Zuenir fez o caminho inverso ao escolhido pela cidade rica: em vez de dar as costas à favela, foi lá ver o que se passa. E o que se passa é de estarrecer.
No vácuo de um Estado contaminado pela corrupção e gerido pela irracionalidade populista –que se apresenta aos marginalizados unicamente sob as vestes do arbítrio policial– floresce o poder do tráfico, cujas regras, ao menos mais claras do que as da polícia, impõem-se no território. Note-se: a favela não é nem a produtora nem a consumidora da droga. É, como diz Zuenir, apenas a "varejista" de um comércio que nasce fora do morro e se capitaliza no asfalto.
Não será com tanques na favela e grades em suas casas que os cariocas conseguirão mudar a cidade. A invasão que o morro pede é, nas palavras do sociólogo Betinho, uma invasão de cidadania: nada de blablablá esquerdoso, mas de escola, assistência, saúde etc.
Em vez de extirpar o morro da cidade, o que é impossível, deve-se aproximá-lo dos benefícios urbanos e sociais.
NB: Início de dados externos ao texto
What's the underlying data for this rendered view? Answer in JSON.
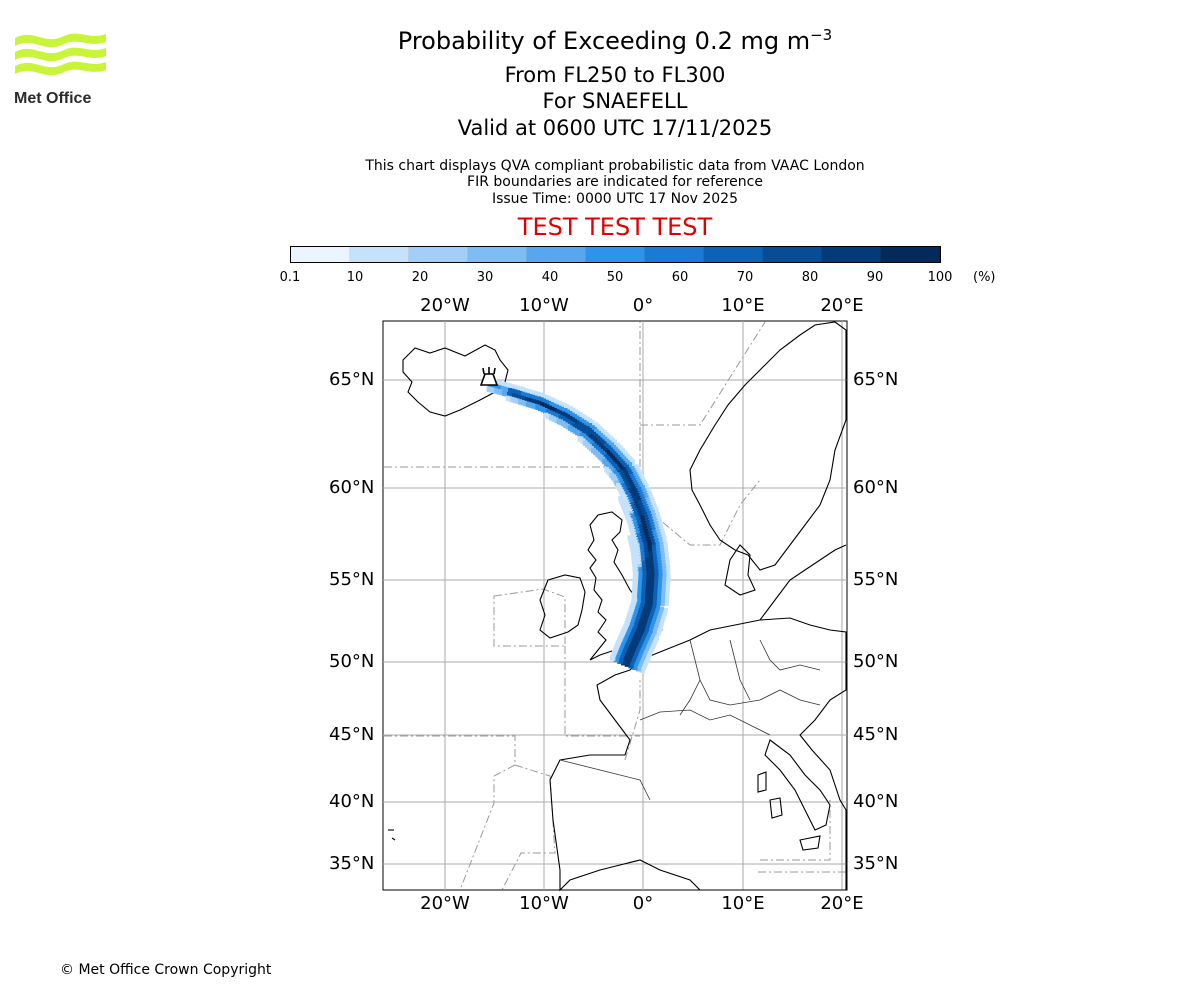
{
  "header": {
    "title": "Probability of Exceeding 0.2 mg m",
    "title_sup": "−3",
    "level": "From FL250 to FL300",
    "volcano": "For SNAEFELL",
    "valid": "Valid at 0600 UTC 17/11/2025",
    "info_line1": "This chart displays QVA compliant probabilistic data from VAAC London",
    "info_line2": "FIR boundaries are indicated for reference",
    "info_line3": "Issue Time: 0000 UTC 17 Nov 2025",
    "test_banner": "TEST TEST TEST"
  },
  "logo": {
    "text": "Met Office",
    "color": "#c8f43a"
  },
  "colorbar": {
    "ticks": [
      "0.1",
      "10",
      "20",
      "30",
      "40",
      "50",
      "60",
      "70",
      "80",
      "90",
      "100"
    ],
    "unit": "(%)",
    "colors": [
      "#ebf5ff",
      "#c6e2fb",
      "#a2cff7",
      "#7fbcf3",
      "#55a8ef",
      "#2e93eb",
      "#1a7ad6",
      "#0c62b7",
      "#064c97",
      "#043a78",
      "#022a5a"
    ]
  },
  "map": {
    "lon_labels": [
      "20°W",
      "10°W",
      "0°",
      "10°E",
      "20°E"
    ],
    "lat_labels": [
      "65°N",
      "60°N",
      "55°N",
      "50°N",
      "45°N",
      "40°N",
      "35°N"
    ],
    "source_icon": "volcano-source-icon"
  },
  "footer": {
    "copyright": "© Met Office Crown Copyright"
  }
}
E não por caridade, mas em nome de uma política que busque a solidariedade necessária para uma ação de combate ao crime –cuja desarticulação, igualmente, não será fruto de invasões cinematográficas, mas de um trabalho corajoso de identificação da máfia que articula setores da polícia, do Estado e das elites em torno do comércio de drogas, do contrabando de armas, da contravenção etc.
Ou o Rio entende que precisa urgentemente de uma nova política para enfrentar os problemas da cidade ou naufragará. E essa nova política –que se esboça nos debates do movimento Viva Rio– certamente terá de ir muito além do ataque ao tráfico e à corrupção.
É uma revolução cultural que se impõe. Uma revolução de costumes, de hábitos, de comportamentos. Uma revolução capaz de enxugar o caldo de cultura que favorece a violência, o desprezo pela lei e o desrespeito aos direitos: a velha malandragem, o jeitinho e a esperteza que os cariocas elegeram como "virtudes" da cidade não merecem, a esta altura, mais do que a lata de lixo.
Será preciso reorganizar valores –o que, sem dúvida levará tempo. Tanto quanto foi necessário para que as coisas chegassem onde chegaram.